= Luis Alberto Moore =

Colombian police officer (born 1959)

Luis Alberto Moore Perea (born September 1, 1959) is a Colombian police officer of the Colombian National Police. On December 7, 2006 became the first Afro-Colombian to reach the grade of brigadier general in the Colombian National Police, and assumed command of the Cali Police Department.

==Early years==
Born September 1, 1959, in Bogotá, Moore studied medicine in the Pontifical Xavierian University and dropped out after a friend convinced him to join the National Police.

==National Police service==
In 1975, when he was 17 years old, and without telling his parents, Moore entered the General Santander National Police Academy. By 1977, Moore graduated with the rank of Sub-Lieutenant and was assigned to posts in the Departments of Tolima and Caldas. In 1981, Moore was the first Afro-Colombian to train to become a Mi-17 helicopter pilot in the National Police Aviation, also attending courses in Russia. He graduated and received many decorations for achievements being the most important the one he received for his actions during the Palace of Justice siege in November 1985 when 19th of April Movement guerrillas stormed this government building. He piloted a helicopter that dropped off Special Operations Commandoes on the roof of the building. He also supported air rescue operations piloting a helicopter during the Armero tragedy and numerous combat operations in counterinsurgency against other guerrilla groups; the Revolutionary Armed Forces of Colombia (FARC) and the National Liberation Army (ELN).

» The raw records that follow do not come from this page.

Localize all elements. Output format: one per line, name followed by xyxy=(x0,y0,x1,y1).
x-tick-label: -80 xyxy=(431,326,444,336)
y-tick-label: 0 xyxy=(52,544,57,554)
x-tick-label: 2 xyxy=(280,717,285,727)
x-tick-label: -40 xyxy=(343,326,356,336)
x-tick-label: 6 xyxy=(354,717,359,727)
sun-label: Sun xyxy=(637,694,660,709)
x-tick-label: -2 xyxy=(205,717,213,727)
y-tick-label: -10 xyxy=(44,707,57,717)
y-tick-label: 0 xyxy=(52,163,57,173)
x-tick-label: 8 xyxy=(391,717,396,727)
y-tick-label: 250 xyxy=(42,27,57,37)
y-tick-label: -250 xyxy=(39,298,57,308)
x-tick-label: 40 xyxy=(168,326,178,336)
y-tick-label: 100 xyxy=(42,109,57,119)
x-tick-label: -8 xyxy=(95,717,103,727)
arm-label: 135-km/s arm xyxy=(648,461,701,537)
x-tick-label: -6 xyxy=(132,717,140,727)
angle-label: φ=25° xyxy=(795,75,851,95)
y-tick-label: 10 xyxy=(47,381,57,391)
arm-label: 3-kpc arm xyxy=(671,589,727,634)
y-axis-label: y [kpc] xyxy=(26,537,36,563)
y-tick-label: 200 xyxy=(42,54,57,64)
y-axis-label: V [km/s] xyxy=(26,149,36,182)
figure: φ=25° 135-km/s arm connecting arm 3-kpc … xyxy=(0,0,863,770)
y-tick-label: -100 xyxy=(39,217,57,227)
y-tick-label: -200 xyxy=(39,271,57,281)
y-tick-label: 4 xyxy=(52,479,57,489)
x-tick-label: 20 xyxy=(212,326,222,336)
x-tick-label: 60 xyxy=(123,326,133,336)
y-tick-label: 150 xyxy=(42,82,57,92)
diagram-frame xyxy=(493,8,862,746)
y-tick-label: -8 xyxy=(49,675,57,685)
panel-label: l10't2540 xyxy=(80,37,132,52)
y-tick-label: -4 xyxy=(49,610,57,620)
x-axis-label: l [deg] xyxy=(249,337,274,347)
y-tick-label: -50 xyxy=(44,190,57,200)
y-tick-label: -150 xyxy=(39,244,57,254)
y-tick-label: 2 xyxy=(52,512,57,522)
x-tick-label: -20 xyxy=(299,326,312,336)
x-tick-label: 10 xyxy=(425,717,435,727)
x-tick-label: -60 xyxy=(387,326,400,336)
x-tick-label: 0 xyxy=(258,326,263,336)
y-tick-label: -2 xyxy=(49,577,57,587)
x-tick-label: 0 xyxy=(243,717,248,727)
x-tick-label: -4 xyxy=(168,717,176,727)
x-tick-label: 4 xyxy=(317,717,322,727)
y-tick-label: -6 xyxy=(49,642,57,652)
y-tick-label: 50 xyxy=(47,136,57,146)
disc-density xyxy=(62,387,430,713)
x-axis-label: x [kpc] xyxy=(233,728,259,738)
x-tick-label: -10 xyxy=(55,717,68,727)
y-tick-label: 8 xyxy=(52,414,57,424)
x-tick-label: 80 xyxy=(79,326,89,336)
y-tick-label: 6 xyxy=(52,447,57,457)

In the 1980s, the United States and Colombia started the war on drugs in which Moore participated in numerous illicit crops eradication operations. He later became a helicopter instructor in the General Santander Police Academy.

In 2000, Moore became the first Afro-Colombian to ascend to the rank of Colonel in the history of the National Police and reassigned to the Metropolitan Police of Bogotá. He was later transferred to the Cundinamarca Police Department. Before becoming General, Moore worked in the Colombian Embassy to the United Kingdom in London, he returned to Colombia to assume command of the Cali Police Department. This city currently suffers a wave of violence.

==Personal life==
Moore is son of José Tomás Moore, a mathematician from the city of Santa Marta and his mother, former governor of the Chocó Department and lawyer Dorila Perea. He has three brothers Jhon (doctor), José (Lawyer) and Fernando (odontologist). He is married to Graciela Diaz with whom he has three children. Melissa, Natalia and Juan Pablo.
At this moment Moore is working in Washington DC at the Colombian Embassy as a Diplomatic.